(Posted by Jim Winter)
Well, it is if you’re here in Baltimore, like I am for the weekend. The remnants of Dennis blew into town shortly after I did and combined with Chesapeake Bay’s already unpredictable weather. Note to Baltimoreans: I hereby promise not to go to Marley Station to shop anymore. It rains hard every time I do.
But I’m not talking about the rain when I say the sky is falling. What I’m talking about is the “Woe unto us! The poor, bedeviled professional novelists!” Last week, I read no fewer than three blog posts about how making a living at writing novels is hard, and how there will never be another Ed McBain because there’s no opportunity.
I also looked at the authors’ Amazon ranks. On the day in question, all three had lower ranks than I had at the time. I am a small press author who has to fight to get on store shelves and depends quite a bit on out-of-trunk sales and online shopping.

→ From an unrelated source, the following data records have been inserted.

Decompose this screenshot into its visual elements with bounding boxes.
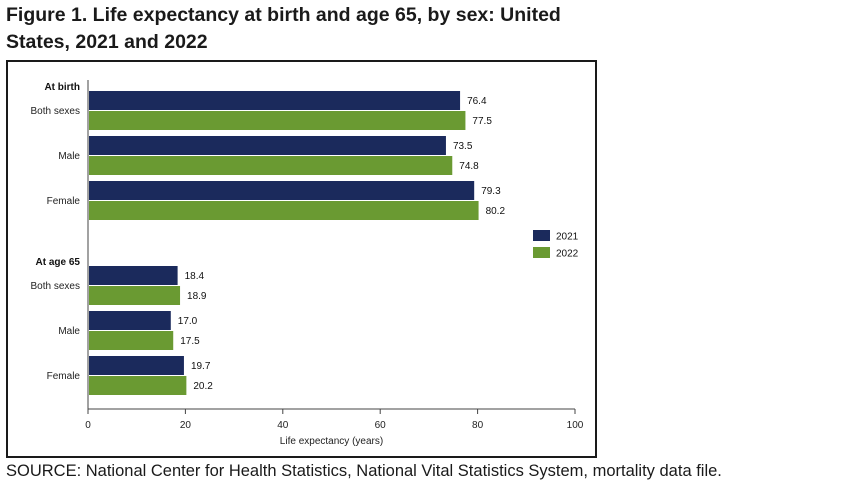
- value-label: 79.3: [481, 186, 501, 197]
- bar-2022: [89, 376, 187, 395]
- bar-2021: [89, 136, 446, 155]
- category-label: Female: [47, 196, 81, 207]
- legend-label: 2021: [556, 232, 579, 243]
- value-label: 18.9: [187, 291, 207, 302]
- category-label: Both sexes: [31, 106, 80, 117]
- x-tick-label: 100: [567, 420, 584, 431]
- value-label: 73.5: [453, 141, 473, 152]
- legend-swatch-2021: [533, 230, 550, 241]
- category-label: Male: [58, 326, 80, 337]
- source-note: SOURCE: National Center for Health Stati…: [6, 462, 722, 480]
- value-label: 17.5: [180, 336, 200, 347]
- value-label: 19.7: [191, 361, 211, 372]
- bar-2021: [89, 91, 461, 110]
- group-heading: At age 65: [36, 257, 81, 268]
- category-label: Male: [58, 151, 80, 162]
- group-heading: At birth: [44, 82, 80, 93]
- x-tick-label: 60: [375, 420, 387, 431]
- x-tick-label: 0: [85, 420, 91, 431]
- value-label: 17.0: [178, 316, 198, 327]
- x-tick-label: 40: [277, 420, 289, 431]
- bar-2022: [89, 111, 466, 130]
- bar-2021: [89, 356, 184, 375]
- legend-swatch-2022: [533, 247, 550, 258]
- category-label: Both sexes: [31, 281, 80, 292]
- value-label: 76.4: [467, 96, 487, 107]
- figure-title: Figure 1. Life expectancy at birth and a…: [6, 4, 561, 53]
- category-label: Female: [47, 371, 81, 382]
- value-label: 18.4: [185, 271, 205, 282]
- legend-label: 2022: [556, 249, 579, 260]
- value-label: 20.2: [193, 381, 213, 392]
- bar-2022: [89, 331, 174, 350]
- value-label: 80.2: [486, 206, 506, 217]
- x-tick-label: 20: [180, 420, 192, 431]
- bar-2021: [89, 311, 171, 330]
- value-label: 77.5: [472, 116, 492, 127]
- bar-2021: [89, 181, 475, 200]
- bar-2022: [89, 156, 453, 175]
- bar-2021: [89, 266, 178, 285]
- x-axis-title: Life expectancy (years): [280, 436, 383, 447]
- x-tick-label: 80: [472, 420, 484, 431]
- bar-2022: [89, 201, 479, 220]
- value-label: 74.8: [459, 161, 479, 172]
- bar-2022: [89, 286, 181, 305]
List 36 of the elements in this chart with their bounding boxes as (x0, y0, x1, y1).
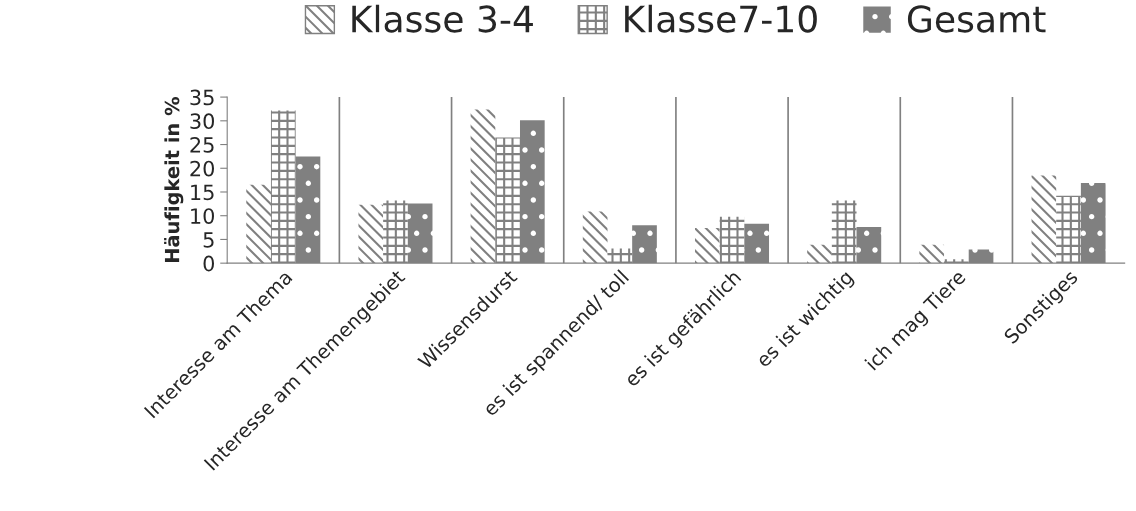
bar (358, 204, 384, 264)
y-axis-title: Häufigkeit in % (164, 97, 184, 263)
y-tick-label: 15 (191, 184, 214, 201)
bar (807, 244, 832, 264)
bar (607, 248, 633, 264)
bar (383, 200, 408, 264)
bar (968, 249, 994, 264)
bar (470, 109, 496, 264)
legend-label: Klasse7-10 (625, 4, 817, 33)
bar (919, 244, 945, 264)
bar (295, 156, 321, 264)
bar (632, 225, 657, 264)
bar (1056, 195, 1081, 264)
legend-label: Gesamt (907, 5, 1046, 33)
bar (944, 259, 969, 264)
bar (856, 227, 882, 264)
bar (1080, 182, 1106, 264)
bar (270, 110, 296, 264)
bar (831, 200, 857, 264)
y-tick-label: 35 (190, 89, 214, 106)
y-tick-label: 0 (203, 255, 215, 272)
bar (744, 223, 770, 264)
legend-label: Klasse 3-4 (352, 4, 533, 33)
y-tick-label: 10 (191, 208, 215, 224)
bar (407, 203, 433, 264)
y-tick-label: 25 (190, 136, 214, 153)
bar (246, 184, 271, 264)
y-tick-label: 30 (190, 113, 215, 130)
bar (1031, 175, 1057, 264)
y-tick-label: 20 (190, 160, 215, 177)
y-tick-label: 5 (203, 232, 214, 248)
bar (519, 120, 545, 264)
bar (495, 137, 520, 264)
bar (582, 211, 608, 264)
bar (694, 228, 720, 264)
bar (719, 216, 745, 264)
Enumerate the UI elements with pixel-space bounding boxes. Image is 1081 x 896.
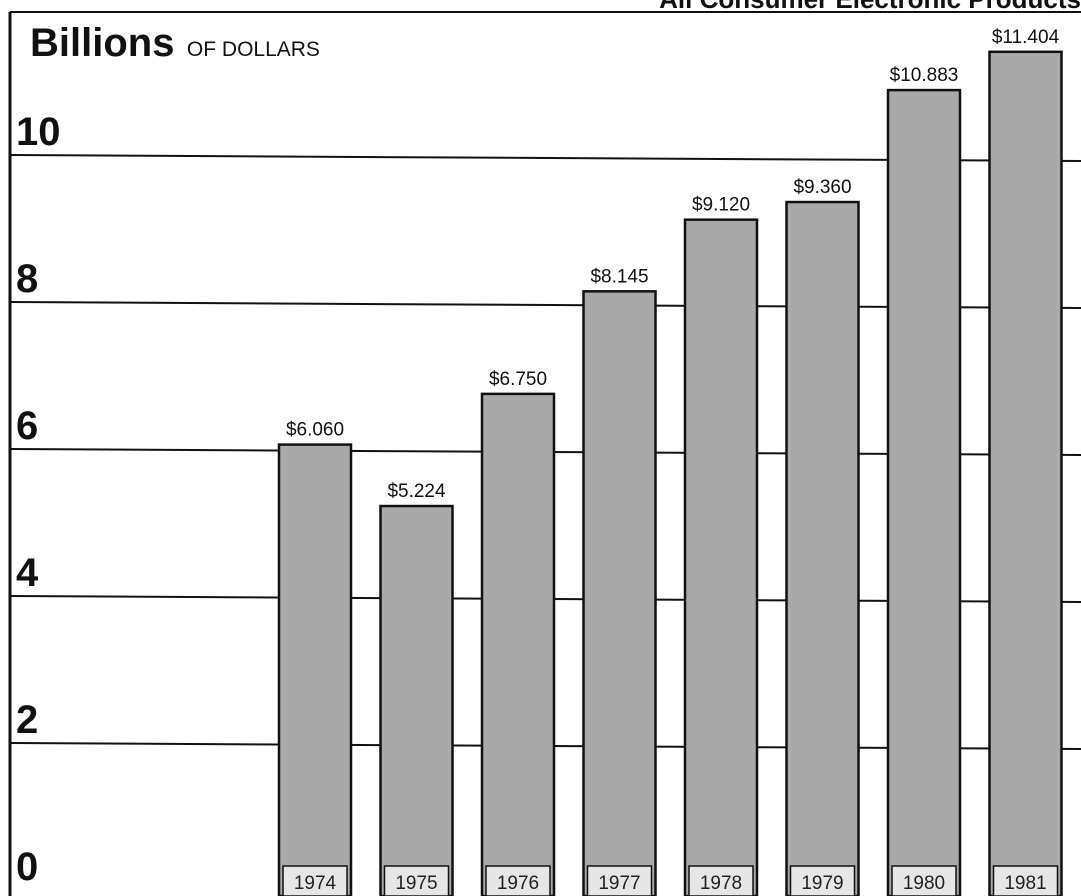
category-label-1980: 1980 xyxy=(903,873,945,894)
category-box-1976 xyxy=(485,865,551,896)
y-tick-label-8: 8 xyxy=(16,257,38,301)
y-tick-label-10: 10 xyxy=(16,110,61,154)
value-label-1975: $5.224 xyxy=(387,481,446,502)
bar-1976 xyxy=(480,392,556,896)
category-box-1980 xyxy=(891,865,957,896)
value-label-1981: $11.404 xyxy=(992,27,1060,48)
y-tick-label-4: 4 xyxy=(16,551,39,595)
category-label-1976: 1976 xyxy=(497,873,539,894)
value-label-1977: $8.145 xyxy=(590,266,648,287)
bar-1978 xyxy=(683,218,759,896)
chart-title: All Consumer Electronic Products xyxy=(659,0,1081,14)
bars: $6.060 1974 $5.224 1975 $6.750 1976 $8.145 1977… xyxy=(277,27,1063,896)
category-label-1975: 1975 xyxy=(395,873,437,894)
category-label-1974: 1974 xyxy=(294,873,337,894)
y-unit-label: Billions OF DOLLARS xyxy=(30,21,320,65)
bar-1977 xyxy=(582,290,657,896)
value-label-1980: $10.883 xyxy=(890,65,959,86)
y-tick-label-0: 0 xyxy=(16,845,38,889)
y-tick-label-6: 6 xyxy=(16,404,38,448)
value-label-1978: $9.120 xyxy=(692,195,750,216)
value-label-1974: $6.060 xyxy=(286,420,344,441)
category-box-1977 xyxy=(586,865,653,896)
bar-1975 xyxy=(379,504,454,896)
value-label-1976: $6.750 xyxy=(489,369,547,390)
bar-1980 xyxy=(886,88,962,896)
y-axis-ticks: 0 2 4 6 8 10 xyxy=(16,110,61,889)
category-box-1981 xyxy=(992,865,1059,896)
category-box-1974 xyxy=(282,865,348,896)
value-label-1979: $9.360 xyxy=(793,177,851,198)
bar-1979 xyxy=(785,200,860,896)
bar-1974 xyxy=(277,443,353,896)
y-tick-label-2: 2 xyxy=(16,698,38,742)
y-unit-main: Billions xyxy=(30,21,174,65)
category-box-1978 xyxy=(688,865,754,896)
category-label-1978: 1978 xyxy=(700,873,742,894)
category-label-1977: 1977 xyxy=(598,873,640,894)
category-label-1981: 1981 xyxy=(1004,873,1046,894)
category-box-1975 xyxy=(383,865,450,896)
bar-1981 xyxy=(988,50,1063,896)
category-label-1979: 1979 xyxy=(801,873,843,894)
category-box-1979 xyxy=(789,865,856,896)
y-unit-sub: OF DOLLARS xyxy=(187,38,320,61)
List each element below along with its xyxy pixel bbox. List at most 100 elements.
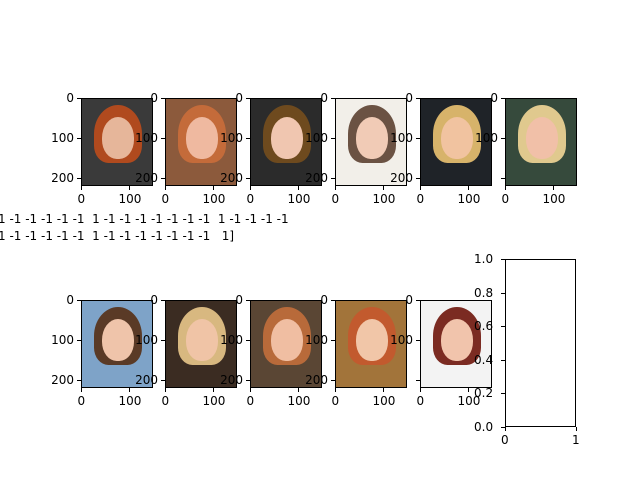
y-tick-mark (161, 178, 165, 179)
y-tick-label: 0 (405, 293, 413, 307)
face-photo (250, 98, 322, 186)
face-shape (356, 117, 388, 159)
subplot-image: 0 100 0 100 (475, 92, 577, 205)
x-tick-label: 0 (246, 192, 255, 206)
empty-y-tick-mark (501, 359, 505, 361)
label-array-line-1: 1 -1 -1 -1 -1 -1 1 -1 -1 -1 -1 -1 -1 -1 … (0, 212, 289, 226)
y-tick-label: 200 (305, 171, 328, 185)
empty-x-tick-label: 0 (501, 433, 509, 447)
face-photo (165, 98, 237, 186)
x-tick-mark (468, 186, 469, 190)
x-tick-mark (250, 186, 251, 190)
empty-x-tick-mark (505, 427, 506, 431)
x-tick-label: 0 (161, 192, 170, 206)
face-shape (102, 117, 134, 159)
face-shape (102, 319, 134, 361)
x-tick-mark (165, 388, 166, 392)
subplot-image: 0 100 200 0 100 (305, 294, 407, 407)
x-tick-label: 100 (372, 394, 396, 408)
subplot-image: 0 100 200 0 100 (135, 92, 237, 205)
subplot-image: 0 100 200 0 100 (220, 92, 322, 205)
x-tick-mark (213, 388, 214, 392)
y-tick-label: 0 (235, 91, 243, 105)
x-tick-label: 0 (77, 192, 86, 206)
subplot-image: 0 100 0 100 (390, 294, 492, 407)
empty-y-tick-label: 0.2 (474, 386, 494, 401)
y-tick-label: 100 (220, 333, 243, 347)
empty-y-tick-label: 0.4 (474, 352, 494, 367)
y-tick-mark (246, 380, 250, 381)
y-tick-label: 0 (150, 91, 158, 105)
y-tick-label: 100 (475, 131, 498, 145)
y-tick-mark (77, 300, 81, 301)
y-tick-mark (161, 138, 165, 139)
x-tick-label: 100 (372, 192, 396, 206)
y-tick-label: 200 (220, 373, 243, 387)
x-tick-mark (383, 186, 384, 190)
y-tick-label: 200 (390, 171, 413, 185)
x-tick-mark (298, 186, 299, 190)
y-tick-mark (161, 300, 165, 301)
y-tick-mark (246, 98, 250, 99)
x-tick-mark (81, 186, 82, 190)
y-tick-label: 200 (305, 373, 328, 387)
empty-y-tick-mark (501, 393, 505, 395)
face-photo (420, 98, 492, 186)
face-photo (335, 300, 407, 388)
y-tick-label: 100 (305, 333, 328, 347)
empty-y-tick-mark (501, 326, 505, 328)
y-tick-mark (501, 178, 505, 179)
x-tick-mark (383, 388, 384, 392)
label-array-line-2: 1 -1 -1 -1 -1 -1 1 -1 -1 -1 -1 -1 -1 -1 … (0, 229, 235, 243)
x-tick-label: 100 (202, 394, 226, 408)
x-tick-mark (213, 186, 214, 190)
x-tick-label: 0 (77, 394, 86, 408)
empty-x-tick-label: 1 (572, 433, 580, 447)
face-shape (441, 319, 473, 361)
y-tick-mark (416, 380, 420, 381)
face-shape (526, 117, 558, 159)
y-tick-label: 200 (135, 373, 158, 387)
empty-y-tick-label: 1.0 (474, 252, 494, 266)
y-tick-label: 0 (320, 293, 328, 307)
y-tick-label: 200 (220, 171, 243, 185)
subplot-image: 0 100 200 0 100 (135, 294, 237, 407)
y-tick-mark (77, 380, 81, 381)
x-tick-mark (129, 186, 130, 190)
y-tick-mark (77, 340, 81, 341)
empty-y-tick-label: 0.0 (474, 420, 494, 434)
y-tick-mark (331, 300, 335, 301)
x-tick-label: 0 (501, 192, 510, 206)
x-tick-mark (420, 186, 421, 190)
y-tick-label: 0 (66, 91, 74, 105)
face-shape (186, 117, 218, 159)
y-tick-label: 0 (66, 293, 74, 307)
y-tick-mark (416, 300, 420, 301)
x-tick-mark (420, 388, 421, 392)
x-tick-mark (298, 388, 299, 392)
y-tick-mark (416, 340, 420, 341)
y-tick-mark (501, 98, 505, 99)
face-shape (356, 319, 388, 361)
y-tick-mark (331, 138, 335, 139)
x-tick-mark (129, 388, 130, 392)
y-tick-label: 100 (135, 333, 158, 347)
x-tick-label: 100 (118, 394, 142, 408)
subplot-image: 0 100 200 0 100 (305, 92, 407, 205)
x-tick-mark (250, 388, 251, 392)
y-tick-label: 100 (305, 131, 328, 145)
y-tick-mark (161, 380, 165, 381)
face-photo (250, 300, 322, 388)
empty-y-tick-mark (501, 292, 505, 294)
empty-y-tick-mark (501, 427, 505, 428)
y-tick-mark (246, 178, 250, 179)
face-photo (81, 300, 153, 388)
y-tick-mark (77, 138, 81, 139)
y-tick-mark (501, 138, 505, 139)
subplot-image: 0 100 200 0 100 (390, 92, 492, 205)
face-photo (165, 300, 237, 388)
x-tick-label: 0 (331, 394, 340, 408)
y-tick-mark (77, 178, 81, 179)
empty-y-tick-mark (501, 259, 505, 260)
y-tick-label: 0 (150, 293, 158, 307)
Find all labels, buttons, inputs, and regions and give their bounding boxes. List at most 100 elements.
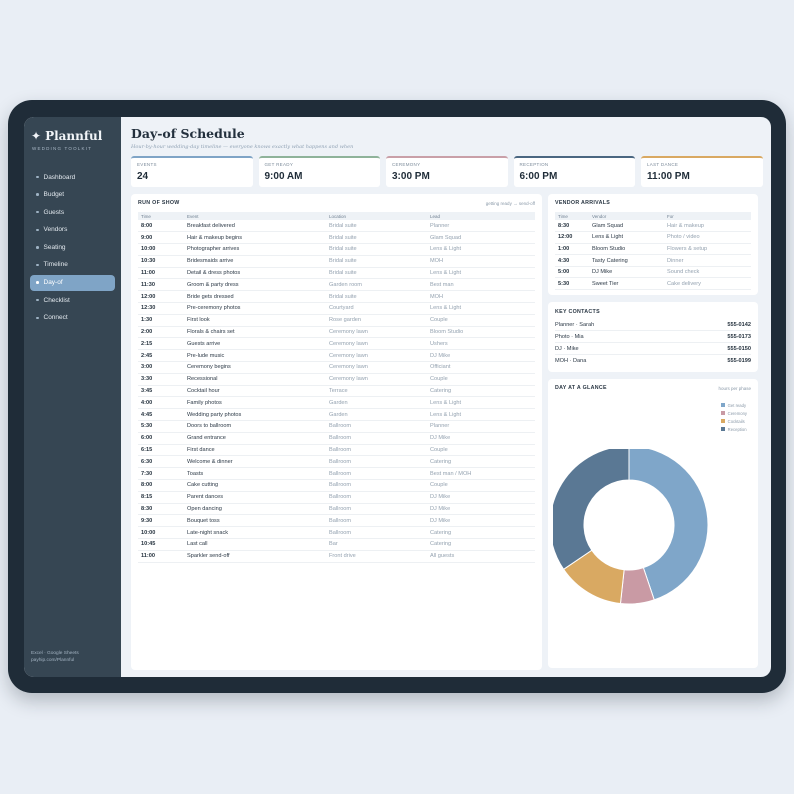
cell-time: 4:30	[555, 254, 589, 267]
bullet-icon	[36, 281, 39, 284]
sidebar-item-guests[interactable]: Guests	[30, 204, 115, 220]
contact-row[interactable]: Photo · Mia 555-0173	[555, 331, 751, 343]
table-row[interactable]: 1:30 First look Rose garden Couple	[138, 314, 535, 327]
cell-lead: DJ Mike	[427, 491, 535, 504]
cell-location: Ballroom	[326, 455, 427, 469]
table-row[interactable]: 10:00 Late-night snack Ballroom Catering	[138, 526, 535, 540]
table-row[interactable]: 10:45 Last call Bar Catering	[138, 538, 535, 551]
cell-lead: Lens & Light	[427, 243, 535, 256]
table-row[interactable]: 1:00 Bloom Studio Flowers & setup	[555, 243, 751, 256]
vendor-arrivals-header: VENDOR ARRIVALS	[555, 200, 751, 206]
sidebar-item-budget[interactable]: Budget	[30, 187, 115, 203]
cell-location: Front drive	[326, 550, 427, 563]
cell-time: 8:00	[138, 220, 184, 233]
cell-event: Cake cutting	[184, 479, 326, 492]
stat-card-last-dance: LAST DANCE 11:00 PM	[641, 156, 763, 187]
cell-lead: Catering	[427, 538, 535, 551]
table-row[interactable]: 9:00 Hair & makeup begins Bridal suite Glam…	[138, 231, 535, 245]
table-row[interactable]: 11:00 Detail & dress photos Bridal suite Le…	[138, 267, 535, 280]
cell-lead: Planner	[427, 420, 535, 433]
cell-lead: All guests	[427, 550, 535, 563]
table-row[interactable]: 8:00 Cake cutting Ballroom Couple	[138, 479, 535, 492]
key-contacts-list: Planner · Sarah 555-0142 Photo · Mia 555-01…	[555, 319, 751, 367]
table-row[interactable]: 2:15 Guests arrive Ceremony lawn Ushers	[138, 337, 535, 351]
table-row[interactable]: 3:45 Cocktail hour Terrace Catering	[138, 385, 535, 398]
sidebar-item-connect[interactable]: Connect	[30, 310, 115, 326]
footer-link[interactable]: payhip.com/Plannful	[31, 657, 75, 663]
donut-slice-get-ready[interactable]	[628, 449, 709, 601]
table-row[interactable]: 8:30 Glam Squad Hair & makeup	[555, 220, 751, 233]
table-row[interactable]: 12:00 Bride gets dressed Bridal suite MOH	[138, 290, 535, 304]
cell-time: 6:30	[138, 455, 184, 469]
table-row[interactable]: 10:00 Photographer arrives Bridal suite Len…	[138, 243, 535, 256]
cell-time: 9:00	[138, 231, 184, 245]
table-row[interactable]: 3:30 Recessional Ceremony lawn Couple	[138, 373, 535, 386]
cell-time: 12:00	[138, 290, 184, 304]
bullet-icon	[36, 193, 39, 196]
cell-time: 10:45	[138, 538, 184, 551]
stat-value: 3:00 PM	[392, 171, 430, 182]
cell-event: First dance	[184, 444, 326, 457]
cell-lead: Couple	[427, 479, 535, 492]
table-row[interactable]: 8:00 Breakfast delivered Bridal suite Plann…	[138, 220, 535, 233]
table-row[interactable]: 5:30 Sweet Tier Cake delivery	[555, 277, 751, 291]
stat-value: 6:00 PM	[519, 171, 558, 182]
table-row[interactable]: 2:00 Florals & chairs set Ceremony lawn Blo…	[138, 326, 535, 339]
table-row[interactable]: 8:15 Parent dances Ballroom DJ Mike	[138, 491, 535, 504]
table-row[interactable]: 6:15 First dance Ballroom Couple	[138, 444, 535, 457]
cell-for: Photo / video	[664, 231, 751, 244]
donut-slice-reception[interactable]	[553, 449, 630, 571]
cell-event: Family photos	[184, 396, 326, 410]
vendor-arrivals-table: Time Vendor For 8:30 Glam Squad Hair & mak…	[555, 212, 751, 291]
cell-time: 10:00	[138, 243, 184, 256]
brand: ✦ Plannful	[24, 117, 121, 143]
cell-location: Ballroom	[326, 526, 427, 540]
cell-event: Bouquet toss	[184, 514, 326, 528]
table-row[interactable]: 9:30 Bouquet toss Ballroom DJ Mike	[138, 514, 535, 528]
column-header-for: For	[667, 213, 674, 219]
table-row[interactable]: 10:30 Bridesmaids arrive Bridal suite MOH	[138, 255, 535, 268]
legend-item-get-ready: Get ready	[720, 401, 747, 409]
table-row[interactable]: 6:30 Welcome & dinner Ballroom Catering	[138, 455, 535, 469]
contact-row[interactable]: MOH · Dana 555-0199	[555, 355, 751, 367]
sidebar-item-label: Seating	[43, 243, 66, 251]
cell-lead: Ushers	[427, 337, 535, 351]
sidebar-item-timeline[interactable]: Timeline	[30, 257, 115, 273]
sidebar-item-checklist[interactable]: Checklist	[30, 292, 115, 308]
table-row[interactable]: 3:00 Ceremony begins Ceremony lawn Offician…	[138, 361, 535, 374]
table-row[interactable]: 4:30 Tasty Catering Dinner	[555, 254, 751, 267]
table-row[interactable]: 11:00 Sparkler send-off Front drive All gue…	[138, 550, 535, 563]
table-row[interactable]: 4:45 Wedding party photos Garden Lens & Lig…	[138, 408, 535, 422]
table-row[interactable]: 4:00 Family photos Garden Lens & Light	[138, 396, 535, 410]
stat-card-events: EVENTS 24	[131, 156, 253, 187]
cell-event: Florals & chairs set	[184, 326, 326, 339]
table-row[interactable]: 5:00 DJ Mike Sound check	[555, 266, 751, 279]
sidebar-item-day-of[interactable]: Day-of	[30, 274, 115, 291]
cell-location: Ballroom	[326, 514, 427, 528]
cell-for: Flowers & setup	[664, 243, 751, 256]
table-row[interactable]: 6:00 Grand entrance Ballroom DJ Mike	[138, 432, 535, 445]
column-header-time: Time	[141, 213, 151, 219]
cell-location: Ceremony lawn	[326, 337, 427, 351]
table-row[interactable]: 2:45 Pre-lude music Ceremony lawn DJ Mike	[138, 349, 535, 363]
contact-row[interactable]: DJ · Mike 555-0150	[555, 343, 751, 355]
sidebar-item-label: Connect	[43, 314, 68, 322]
cell-for: Sound check	[664, 266, 751, 279]
sidebar-item-label: Checklist	[43, 296, 70, 304]
sidebar-item-dashboard[interactable]: Dashboard	[30, 169, 115, 185]
table-row[interactable]: 12:00 Lens & Light Photo / video	[555, 231, 751, 244]
table-row[interactable]: 8:30 Open dancing Ballroom DJ Mike	[138, 503, 535, 516]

Theoretically, my rank should be somewhere around Boston Teran’s last novel (which effectively killed his career for the forseeable future.)
They blame the publishers. They blame the chainstores. They blame their agents. Nowhere do I hear authors blame themselves. They ask, “Why can’t I be Ed McBain or Lawrence Block or Stephen King and write prolificly?”
First off, McBain, God rest his soul, was a freak of nature. This is a man who, at the start of his career (as Evan Hunter) forced himself to slow down to 8000 words a day. (For those of you who want to know, that translates into 32 typed, double-spaced pages.) Stephen King, no slouch himself when it comes to production, banged out about eight pages a day before he kissed the grill of a minivan and slowed down. There will never be another Ed McBain again not because the opportunity isn’t there. Create the next 87th Precinct and you might not be able to produce them fast enough. It’s because only Nora Roberts comes close to his level of production.